Élu secrétaire du Comité Central en
1957 il est chargé des relations avec les autres pays socialistes
et apporte son soutien au PC Tchécoslovaque qui souhaitait
célébrer officiellement le généticien Gregor Mendel alors que la
génétique " officielle " soviétique, influencée par le charlatan
Trofim Denissovitch Lyssenko voulait interdire cette
célébration.
Le
président du KGB
Il devient l'emblématique président du KGB
entre 1967 et 1982. Il pose le principe de la légalité
socialiste qui rompt définitivement avec les méthodes
staliniennes d'arbitraire total. Pour son action, il se base
principalement sur l'article 80 du code pénal soviétique qui
condamne toute dissidence ou simple contestation, comme activité
anti-soviétique. Après la fin du "dégel kroutchévien" (1958/64),
il relance la répression contre les dissidents et privilégie
l'exil aux procès pour les contestataires comme Alexandre
Soljenitsyne ou Vladimir Boukovski, l'assignation à résidence
(Andreï Sakharov à Gorki) voire parfois l'internement psychiatrique, pour les
personnes les moins connues. Le but recherché est double :
constituer un minimum d'état de droit à l'intérieur du régime
soviétique et améliorer l'image internationale de l'Union
Soviétique.
À l'origine de la Perestroïka
Entré au
Politburo en 1973,
Andropov use de cette promotion pour s'attaquer à la corruption à
tous les niveaux, jusque dans l'entourage de Brejnev.

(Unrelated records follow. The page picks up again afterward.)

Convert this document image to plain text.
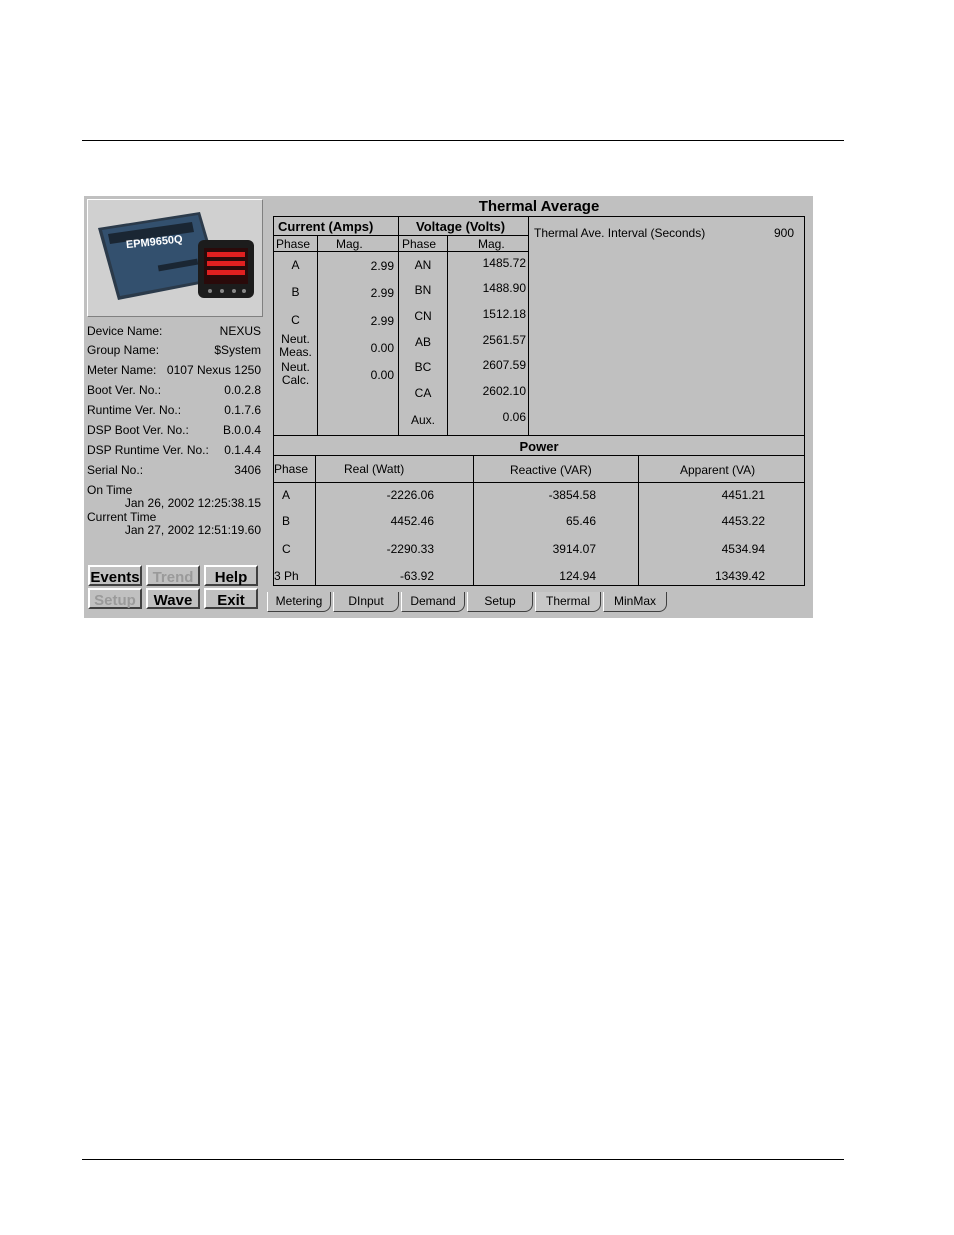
EPM9650Q
Device Name:	NEXUS
Group Name:	$System
Meter Name: 0107 Nexus 1250
Boot Ver. No.:	0.0.2.8
Runtime Ver. No.:	0.1.7.6
DSP Boot Ver. No.:	B.0.0.4
DSP Runtime Ver. No.: 0.1.4.4
Serial No.:	3406
On Time
Jan 26, 2002 12:25:38.15
Current Time
Jan 27, 2002 12:51:19.60
Events Trend	Help
Setup	Wave	Exit
Thermal Average
Current (Amps)
Phase Mag.
A	2.99
B	2.99
C	2.99
Neut. Meas.	0.00
Neut. Calc.	0.00
Voltage (Volts)
Phase	Mag.
AN	1485.72
BN	1488.90
CN	1512.18
AB	2561.57
BC	2607.59
CA	2602.10
Aux.	0.06
Thermal Ave. Interval (Seconds)	900
Power
Phase	Real (Watt)	Reactive (VAR)	Apparent (VA)
A	-2226.06	-3854.58	4451.21
B	4452.46	65.46	4453.22
C	-2290.33	3914.07	4534.94
3 Ph	-63.92	124.94	13439.42
Metering	DInput	Demand	Setup	Thermal	MinMax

Il met fin au scandale du caviar qui consistait pour les
responsables de l'industrie de la pêche à exporter du caviar
clandestinement et en encaisser les revenus, ce qui révélait une
organisation mafieuse à des échelons très élevés du Parti.
Conscient de l'affaiblissement du système socialiste, à la fin
des années 1970, Andropov diligente une enquête secrète pour
évaluer le produit intérieur brut de l'Union Soviétique en valeur,
selon les critères occidentaux, et non en volume (nombres d'unités
produites, sans recherche de valeur ajoutée), selon les principes
du Gosplan. Cette enquête montre un déclin certain de l'économie
Soviétique, déjà dépassée par celles du Japon et de l'Allemagne de
l'Ouest ; elle prouve en outre le retard soviétique dans
des domaines d'avenir comme l'espace, l'informatique ou la
biochimie et met l'accent sur le danger géopolitique que
représente la montée en puissance de deux anciens ennemis de
l'Union Soviétique. Ses conclusions lui permettront de bénéficier
du soutien du complexe militaro-industriel et de l'armée pour
accéder au pouvoir. Elles seront aussi à l'origine de la
perestroïka lancée par
Mikhaïl Gorbatchev.
L'attentat contre Jean-Paul II
Surpris par l'élection du Cardinal polonais
Wojtyła comme pape le 16 octobre 1978, les dirigeants soviétiques
croient à un complot américain orchestré par Zbigniew Brzeziński,
le conseiller du président
Carter. Ce sentiment est renforcé par le soutien apporté par
le pape au syndicat polonais Solidarność à partir de l'été 1980
qui porte la subversion au cœur du dispositif géopolitique de
l'Union Soviétique en Europe. La logistique dont a bénéficié
Mehmet Ali Ağca, auteur d'une tentative d'assassinat contre le
pape, quand il a quitté la Bulgarie (faux passeport, argent, arme)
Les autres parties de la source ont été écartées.